The same happens e.g. here https://www.blick.ch/schweiz/sahara-luft-aus-algerien-bund-erklaert-die-hitzewelle-und-wann-sie-vorbei-ist-id16722093.html where NLP detects “Sahara” but the article is about the weather in Switzerland being influenced by winds coming from Sahara.

#5 Multiple data source combined works best

Of course! As mentioned above NLP and Search performance data have there benefits and problems to generate keywords for Google Discover. Both data source need to be cleaned up and still are not 100% useful. The combination of both can help.

For this article https://www.blick.ch/people-tv/international/angelina-jolie-gondelt-im-luxus-zug-durch-die-schweiz-mordsspass-im-orient-express-id16727792.htm search and NLP entity detection list “angelina jolie”. That’s a good label for the article, if we want to analyze months of data:

Still the details of both source is super useful. The “orient express” hint in from search helps to understand that this article is cool for train enthusiast. The “schweiz” (Switzerland) term in NLP helps to understand that this article worked great because “angelina jolie” was in Switzerland, which makes it more relevant for our swiss readers.

Perfectly aligned is rare, but a strong signal:

Part 2: Merging multiple Google Discover reports

There is no Google Discover API yet (hopefully soon). So you have to work with CSV exports. To go beyond the 1000 rows of data in the export you need to combine multiple exports

Learnings of merged Google Discover reports

#1 Lower the date range at least until you are below 1000 rows of data to get all the data

If a 7 days export has less than 1000 rows of data your probably fine with combining weeks. If a 1 day export hast still more than 1000 rows, you need to use additional filters to get everything.
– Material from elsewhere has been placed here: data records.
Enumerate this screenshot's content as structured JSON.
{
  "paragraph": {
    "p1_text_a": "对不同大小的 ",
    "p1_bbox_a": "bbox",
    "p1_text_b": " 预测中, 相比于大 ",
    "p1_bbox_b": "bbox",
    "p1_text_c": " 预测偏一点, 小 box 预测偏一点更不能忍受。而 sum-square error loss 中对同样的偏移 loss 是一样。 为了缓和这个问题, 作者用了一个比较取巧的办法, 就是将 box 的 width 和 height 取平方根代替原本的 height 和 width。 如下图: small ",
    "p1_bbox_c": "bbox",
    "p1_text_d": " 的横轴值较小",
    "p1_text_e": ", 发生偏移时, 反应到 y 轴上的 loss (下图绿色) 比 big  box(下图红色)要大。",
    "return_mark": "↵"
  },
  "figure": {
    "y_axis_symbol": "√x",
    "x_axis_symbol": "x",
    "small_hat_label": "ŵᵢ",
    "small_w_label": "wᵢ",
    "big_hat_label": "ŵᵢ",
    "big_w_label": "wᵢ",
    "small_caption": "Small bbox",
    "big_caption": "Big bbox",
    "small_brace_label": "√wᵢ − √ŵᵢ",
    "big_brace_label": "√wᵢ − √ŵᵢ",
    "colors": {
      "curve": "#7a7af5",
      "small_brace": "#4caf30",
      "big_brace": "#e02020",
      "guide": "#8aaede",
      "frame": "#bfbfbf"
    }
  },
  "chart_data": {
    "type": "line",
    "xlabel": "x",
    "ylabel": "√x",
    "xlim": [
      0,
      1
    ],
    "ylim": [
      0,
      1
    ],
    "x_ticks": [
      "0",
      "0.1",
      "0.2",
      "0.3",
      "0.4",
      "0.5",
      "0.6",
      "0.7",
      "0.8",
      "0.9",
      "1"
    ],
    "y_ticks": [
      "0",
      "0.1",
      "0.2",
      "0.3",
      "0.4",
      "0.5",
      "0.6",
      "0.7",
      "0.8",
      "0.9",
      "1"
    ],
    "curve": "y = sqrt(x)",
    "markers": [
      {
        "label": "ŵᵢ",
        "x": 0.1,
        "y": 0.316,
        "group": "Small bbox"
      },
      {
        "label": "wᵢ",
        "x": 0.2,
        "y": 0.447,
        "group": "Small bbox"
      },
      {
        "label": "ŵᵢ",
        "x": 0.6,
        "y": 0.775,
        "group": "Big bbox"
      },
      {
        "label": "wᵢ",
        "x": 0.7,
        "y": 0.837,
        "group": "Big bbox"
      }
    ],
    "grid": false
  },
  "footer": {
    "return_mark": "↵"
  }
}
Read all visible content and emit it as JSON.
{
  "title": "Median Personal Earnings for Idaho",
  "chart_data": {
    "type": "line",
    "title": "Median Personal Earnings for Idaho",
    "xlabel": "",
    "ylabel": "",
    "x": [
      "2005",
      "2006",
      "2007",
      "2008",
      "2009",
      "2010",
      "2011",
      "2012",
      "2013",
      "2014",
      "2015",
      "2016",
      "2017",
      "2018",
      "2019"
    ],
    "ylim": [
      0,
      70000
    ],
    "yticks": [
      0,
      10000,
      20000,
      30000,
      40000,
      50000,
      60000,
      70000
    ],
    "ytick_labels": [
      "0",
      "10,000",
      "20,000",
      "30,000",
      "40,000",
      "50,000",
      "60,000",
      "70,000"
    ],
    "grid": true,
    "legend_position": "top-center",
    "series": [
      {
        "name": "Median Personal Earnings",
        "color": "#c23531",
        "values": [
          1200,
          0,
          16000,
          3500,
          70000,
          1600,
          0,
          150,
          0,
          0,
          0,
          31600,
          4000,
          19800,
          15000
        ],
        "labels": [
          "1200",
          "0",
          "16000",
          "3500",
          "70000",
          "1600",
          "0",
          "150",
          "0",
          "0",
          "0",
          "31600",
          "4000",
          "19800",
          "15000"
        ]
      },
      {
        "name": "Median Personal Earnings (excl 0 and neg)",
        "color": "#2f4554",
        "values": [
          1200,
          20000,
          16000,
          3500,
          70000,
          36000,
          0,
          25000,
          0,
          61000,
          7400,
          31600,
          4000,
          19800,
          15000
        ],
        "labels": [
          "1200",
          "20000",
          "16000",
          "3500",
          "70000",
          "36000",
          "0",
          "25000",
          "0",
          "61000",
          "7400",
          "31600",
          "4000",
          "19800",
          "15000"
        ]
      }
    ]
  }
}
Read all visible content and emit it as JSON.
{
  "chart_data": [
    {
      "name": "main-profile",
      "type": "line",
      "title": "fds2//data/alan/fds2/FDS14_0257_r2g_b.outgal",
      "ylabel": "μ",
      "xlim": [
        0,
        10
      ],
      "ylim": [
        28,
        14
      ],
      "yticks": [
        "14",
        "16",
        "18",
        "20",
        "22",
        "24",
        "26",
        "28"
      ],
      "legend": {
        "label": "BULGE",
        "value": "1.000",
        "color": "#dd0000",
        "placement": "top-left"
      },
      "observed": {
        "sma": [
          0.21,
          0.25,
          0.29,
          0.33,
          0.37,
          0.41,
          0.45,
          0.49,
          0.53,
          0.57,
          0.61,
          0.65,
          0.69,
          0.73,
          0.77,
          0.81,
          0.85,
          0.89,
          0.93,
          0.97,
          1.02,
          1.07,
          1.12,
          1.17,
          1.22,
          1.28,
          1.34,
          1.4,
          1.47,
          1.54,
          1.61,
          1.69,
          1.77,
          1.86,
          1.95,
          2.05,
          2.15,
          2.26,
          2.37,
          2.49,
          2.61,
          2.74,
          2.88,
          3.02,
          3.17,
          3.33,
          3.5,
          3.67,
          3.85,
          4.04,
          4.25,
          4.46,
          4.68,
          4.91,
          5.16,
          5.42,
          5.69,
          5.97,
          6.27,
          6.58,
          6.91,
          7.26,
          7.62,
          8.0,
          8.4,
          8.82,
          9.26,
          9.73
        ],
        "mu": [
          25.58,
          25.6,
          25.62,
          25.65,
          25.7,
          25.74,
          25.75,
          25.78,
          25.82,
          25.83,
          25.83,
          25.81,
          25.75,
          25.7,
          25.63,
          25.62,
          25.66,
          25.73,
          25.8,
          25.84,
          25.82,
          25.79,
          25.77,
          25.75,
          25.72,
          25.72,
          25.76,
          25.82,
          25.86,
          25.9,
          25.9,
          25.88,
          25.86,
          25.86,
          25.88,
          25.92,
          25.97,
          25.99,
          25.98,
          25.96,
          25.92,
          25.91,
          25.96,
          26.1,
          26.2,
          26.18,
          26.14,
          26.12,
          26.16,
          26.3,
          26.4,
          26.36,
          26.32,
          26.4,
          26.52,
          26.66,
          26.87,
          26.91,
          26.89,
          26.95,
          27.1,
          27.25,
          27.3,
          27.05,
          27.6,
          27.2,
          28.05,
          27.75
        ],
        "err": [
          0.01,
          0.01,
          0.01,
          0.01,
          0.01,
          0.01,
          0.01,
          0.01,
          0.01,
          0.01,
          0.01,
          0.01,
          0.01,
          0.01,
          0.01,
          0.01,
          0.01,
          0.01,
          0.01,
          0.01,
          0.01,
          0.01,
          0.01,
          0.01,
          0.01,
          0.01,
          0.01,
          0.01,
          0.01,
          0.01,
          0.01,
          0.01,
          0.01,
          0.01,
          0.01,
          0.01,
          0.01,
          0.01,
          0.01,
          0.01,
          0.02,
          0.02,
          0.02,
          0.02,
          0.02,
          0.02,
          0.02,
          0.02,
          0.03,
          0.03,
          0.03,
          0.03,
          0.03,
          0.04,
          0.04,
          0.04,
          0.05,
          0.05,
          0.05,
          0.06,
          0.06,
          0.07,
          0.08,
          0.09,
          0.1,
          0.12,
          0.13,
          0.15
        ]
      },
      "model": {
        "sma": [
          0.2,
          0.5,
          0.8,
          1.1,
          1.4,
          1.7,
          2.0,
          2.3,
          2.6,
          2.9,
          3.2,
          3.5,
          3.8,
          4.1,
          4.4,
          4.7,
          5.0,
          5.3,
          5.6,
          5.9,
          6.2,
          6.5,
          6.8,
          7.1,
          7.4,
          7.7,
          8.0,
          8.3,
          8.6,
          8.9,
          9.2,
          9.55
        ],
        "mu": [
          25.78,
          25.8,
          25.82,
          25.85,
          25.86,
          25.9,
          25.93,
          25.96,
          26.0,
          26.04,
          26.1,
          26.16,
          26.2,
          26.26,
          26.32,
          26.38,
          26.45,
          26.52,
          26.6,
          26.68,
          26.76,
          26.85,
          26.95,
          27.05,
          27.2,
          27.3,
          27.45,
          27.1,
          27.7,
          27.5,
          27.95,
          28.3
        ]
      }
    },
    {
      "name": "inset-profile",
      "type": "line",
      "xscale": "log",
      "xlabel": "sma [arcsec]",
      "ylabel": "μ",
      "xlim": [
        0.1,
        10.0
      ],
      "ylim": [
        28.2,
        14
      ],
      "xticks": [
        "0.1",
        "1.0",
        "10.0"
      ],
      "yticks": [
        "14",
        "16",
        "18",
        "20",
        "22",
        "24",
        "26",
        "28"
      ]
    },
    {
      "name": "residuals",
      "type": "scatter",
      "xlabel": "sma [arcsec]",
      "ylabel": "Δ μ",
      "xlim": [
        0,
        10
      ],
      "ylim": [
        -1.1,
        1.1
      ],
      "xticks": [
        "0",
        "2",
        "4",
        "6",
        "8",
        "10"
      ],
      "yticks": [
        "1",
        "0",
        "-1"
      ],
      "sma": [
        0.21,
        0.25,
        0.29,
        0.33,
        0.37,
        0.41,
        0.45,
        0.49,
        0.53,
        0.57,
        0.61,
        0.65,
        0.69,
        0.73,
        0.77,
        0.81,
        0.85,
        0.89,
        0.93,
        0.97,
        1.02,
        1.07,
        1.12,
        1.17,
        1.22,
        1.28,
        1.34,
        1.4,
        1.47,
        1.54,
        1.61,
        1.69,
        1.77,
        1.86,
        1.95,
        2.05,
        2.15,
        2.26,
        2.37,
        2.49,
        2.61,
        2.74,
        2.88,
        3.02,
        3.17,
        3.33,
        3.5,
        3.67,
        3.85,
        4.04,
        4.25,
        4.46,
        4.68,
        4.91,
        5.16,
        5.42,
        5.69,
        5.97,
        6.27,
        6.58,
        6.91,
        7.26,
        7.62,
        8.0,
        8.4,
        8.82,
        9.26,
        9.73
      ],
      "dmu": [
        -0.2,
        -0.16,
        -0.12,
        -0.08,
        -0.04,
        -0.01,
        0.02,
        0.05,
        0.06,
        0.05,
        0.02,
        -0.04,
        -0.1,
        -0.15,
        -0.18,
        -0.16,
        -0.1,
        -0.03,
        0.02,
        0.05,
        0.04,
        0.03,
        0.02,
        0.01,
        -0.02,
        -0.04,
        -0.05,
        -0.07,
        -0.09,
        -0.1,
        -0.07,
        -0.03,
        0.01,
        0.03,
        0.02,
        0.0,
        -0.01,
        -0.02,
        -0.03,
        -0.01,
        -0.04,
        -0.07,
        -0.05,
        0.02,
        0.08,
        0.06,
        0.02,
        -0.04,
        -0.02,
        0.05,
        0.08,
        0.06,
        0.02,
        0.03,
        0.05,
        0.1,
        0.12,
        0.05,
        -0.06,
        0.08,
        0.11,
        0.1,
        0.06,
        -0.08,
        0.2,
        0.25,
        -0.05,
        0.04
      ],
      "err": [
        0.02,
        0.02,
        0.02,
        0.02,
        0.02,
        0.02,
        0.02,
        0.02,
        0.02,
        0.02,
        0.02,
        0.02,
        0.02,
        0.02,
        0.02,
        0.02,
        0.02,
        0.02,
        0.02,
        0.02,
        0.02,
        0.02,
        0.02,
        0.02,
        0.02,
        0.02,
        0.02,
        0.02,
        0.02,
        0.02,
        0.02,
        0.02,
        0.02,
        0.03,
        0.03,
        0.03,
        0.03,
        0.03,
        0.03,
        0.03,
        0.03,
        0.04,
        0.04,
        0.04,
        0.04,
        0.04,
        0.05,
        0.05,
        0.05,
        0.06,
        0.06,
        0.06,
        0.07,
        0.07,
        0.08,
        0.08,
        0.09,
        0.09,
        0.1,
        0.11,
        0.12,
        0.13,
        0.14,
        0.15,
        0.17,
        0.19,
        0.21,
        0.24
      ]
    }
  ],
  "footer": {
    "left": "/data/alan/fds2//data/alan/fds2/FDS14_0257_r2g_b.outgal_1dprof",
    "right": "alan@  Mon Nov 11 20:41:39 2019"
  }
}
#2 For us there are almost no evergreen / seasonal articles which work again automatically (without re-optimization) in Discover

If you get CSV exports of single days or weeks you can see in how many exports (corresponds days or weeks) the URL was listed.

In the combined day exports you can see that most discover articles are ranking for 2–4 days

In the combined week exports 99.5% of our articles were ranking 1–2 weeks

As mentioned in many other SEO blogs we highly doubt that “8 Essential Tipps for Food Photography Props and Lighting” (which is shown in Google’s Discover info page https://blog.google/products/search/introducing-google-discover/) can rank for longer than a few days, even if its evergreen.

You need to write either news articles or try to really recycle them. If you recycle a proper revise is best.

#3 Metrics like articles in discover per day, average daily impressions per article or median daily clicks per article are interesting to monitor too

Do you have a better discover performance because more articles rank or is it longer + better rankings of fewer articles?